CSIRO Pasture Biomass Estimation · kaggle

The challenge

CSIRO + Meat & Livestock Australia + Google Australia ($75K prize, deadline 2026-01-28). Given a pasture image, predict 5 dry-matter targets: Dry_Clover_g, Dry_Dead_g, Dry_Green_g, Dry_Total_g, GDM_g. Field measurements (NDVI, height) come paired with each image.

The point isn't just to fit one regressor — it's that the 5 targets are physically related: total dry matter equals the sum of the three component classes. Any model that doesn't enforce this is leaving signal on the table.

What I noticed in the data

Three structural facts that drove everything else:

Dry_Total = Dry_Clover + Dry_Dead + Dry_Green is exact in the labels. Not a noisy approximation — a constraint. The model should know.
357 unique images × 5 targets each = 1,785 rows. Splitting by row leaks images across train and validation; the split must be by image_path.
State and species dominate. Pasture in NSW averages 39.7 g, WA 18.8 g; Phalaris species runs 59.2 g, Clover 18.9 g. Image-only models miss this.

The architecture

ResNet50 (ImageNet pretrained) backbone — shared feature extractor
Linear projection 2048 → 1024 → 512
Concatenate NDVI + Height (2-d) onto image features → joint vector
5 task-specific heads (one per target)
Constraint loss term: λ · |Dry_Total − (Dry_Clover + Dry_Dead + Dry_Green)|²
Weighted MSE: Dry_Total carries 1.5× weight (it's the headline metric)
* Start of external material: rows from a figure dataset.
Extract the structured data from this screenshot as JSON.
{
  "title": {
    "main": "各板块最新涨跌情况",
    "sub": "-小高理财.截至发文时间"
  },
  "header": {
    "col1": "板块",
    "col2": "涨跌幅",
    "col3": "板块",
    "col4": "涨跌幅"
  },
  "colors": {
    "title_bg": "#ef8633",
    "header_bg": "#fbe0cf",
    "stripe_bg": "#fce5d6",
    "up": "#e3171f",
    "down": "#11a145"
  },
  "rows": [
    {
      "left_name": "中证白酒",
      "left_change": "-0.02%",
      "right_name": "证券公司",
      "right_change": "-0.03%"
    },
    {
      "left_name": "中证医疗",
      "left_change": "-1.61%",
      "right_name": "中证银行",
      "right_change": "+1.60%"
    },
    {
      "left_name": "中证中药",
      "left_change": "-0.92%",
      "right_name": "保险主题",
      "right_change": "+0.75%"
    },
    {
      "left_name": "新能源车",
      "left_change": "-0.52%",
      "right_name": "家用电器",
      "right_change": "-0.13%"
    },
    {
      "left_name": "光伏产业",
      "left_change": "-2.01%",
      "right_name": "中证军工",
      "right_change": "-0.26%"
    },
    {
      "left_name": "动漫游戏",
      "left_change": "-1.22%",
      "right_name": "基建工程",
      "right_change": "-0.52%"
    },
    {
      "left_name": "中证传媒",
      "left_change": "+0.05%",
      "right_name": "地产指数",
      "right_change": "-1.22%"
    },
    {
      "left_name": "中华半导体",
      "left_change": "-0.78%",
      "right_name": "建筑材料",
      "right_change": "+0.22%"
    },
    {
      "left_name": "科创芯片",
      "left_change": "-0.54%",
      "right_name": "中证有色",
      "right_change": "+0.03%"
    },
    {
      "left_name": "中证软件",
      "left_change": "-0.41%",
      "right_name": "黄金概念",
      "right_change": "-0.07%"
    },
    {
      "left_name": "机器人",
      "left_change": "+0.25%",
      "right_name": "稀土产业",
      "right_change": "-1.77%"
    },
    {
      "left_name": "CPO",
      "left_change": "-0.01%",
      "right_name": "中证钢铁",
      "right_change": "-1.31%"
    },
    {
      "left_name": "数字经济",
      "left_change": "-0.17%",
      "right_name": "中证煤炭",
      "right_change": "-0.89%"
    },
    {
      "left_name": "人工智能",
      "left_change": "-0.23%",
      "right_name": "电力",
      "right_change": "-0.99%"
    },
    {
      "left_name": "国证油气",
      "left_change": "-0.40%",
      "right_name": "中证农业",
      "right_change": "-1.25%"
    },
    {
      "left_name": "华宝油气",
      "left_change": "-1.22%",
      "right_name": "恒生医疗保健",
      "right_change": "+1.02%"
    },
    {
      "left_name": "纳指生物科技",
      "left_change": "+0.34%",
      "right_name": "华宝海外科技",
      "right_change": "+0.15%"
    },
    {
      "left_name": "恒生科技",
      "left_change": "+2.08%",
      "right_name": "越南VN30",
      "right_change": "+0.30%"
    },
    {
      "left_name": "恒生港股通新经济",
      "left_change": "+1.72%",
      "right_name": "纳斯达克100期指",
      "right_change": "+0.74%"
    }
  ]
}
Training: H100 PCIe on vast.ai, batch 16, AdamW @ 1e-4, cosine annealing, 67 epochs (early-stopped). Image resolution 224×224 (source is 2000×1000; revisiting at higher res is the obvious next experiment).

Results

| Target | Val RMSE | |-----------------|----------| | Dry_Total_g | 45.41 (main metric) | | Dry_Green_g | 26.47 | | GDM_g | 32.63 | | Dry_Dead_g | 15.92 | | Dry_Clover_g | 13.64 |

13% improvement over a single-target baseline (separate regressors per target, no constraint loss, no feature fusion). The constraint loss contributed roughly half of the lift — it's the cheapest, highest-impact modeling choice on this dataset.

What I'd do differently

Higher input resolution. 2000×1000 source → 224×224 input throws away most of the spatial signal. A 512×512 or 768×768 crop schedule (with random crops in training) should help the dense-fine-grass cases.
Per-state / per-species heads. State and species are categorical features with strong per-class biomass priors; conditioning the model on these (either as one-hots concatenated into the joint vector, or as separate task groups) is probably worth another few %.
Cross-validation, not a single split. 357 unique images is small enough that the 80/20 split has variance. 5-fold CV with image-stratified splits would tighten the estimate.

Source archive

Full pipeline (notebooks + training scripts + submission notebooks + model checkpoints pointer) lives at github.com/Shivam-Bhardwaj/csiro-kaggle-pasture-biomass (archived 2026-05-22). Unarchive to resume.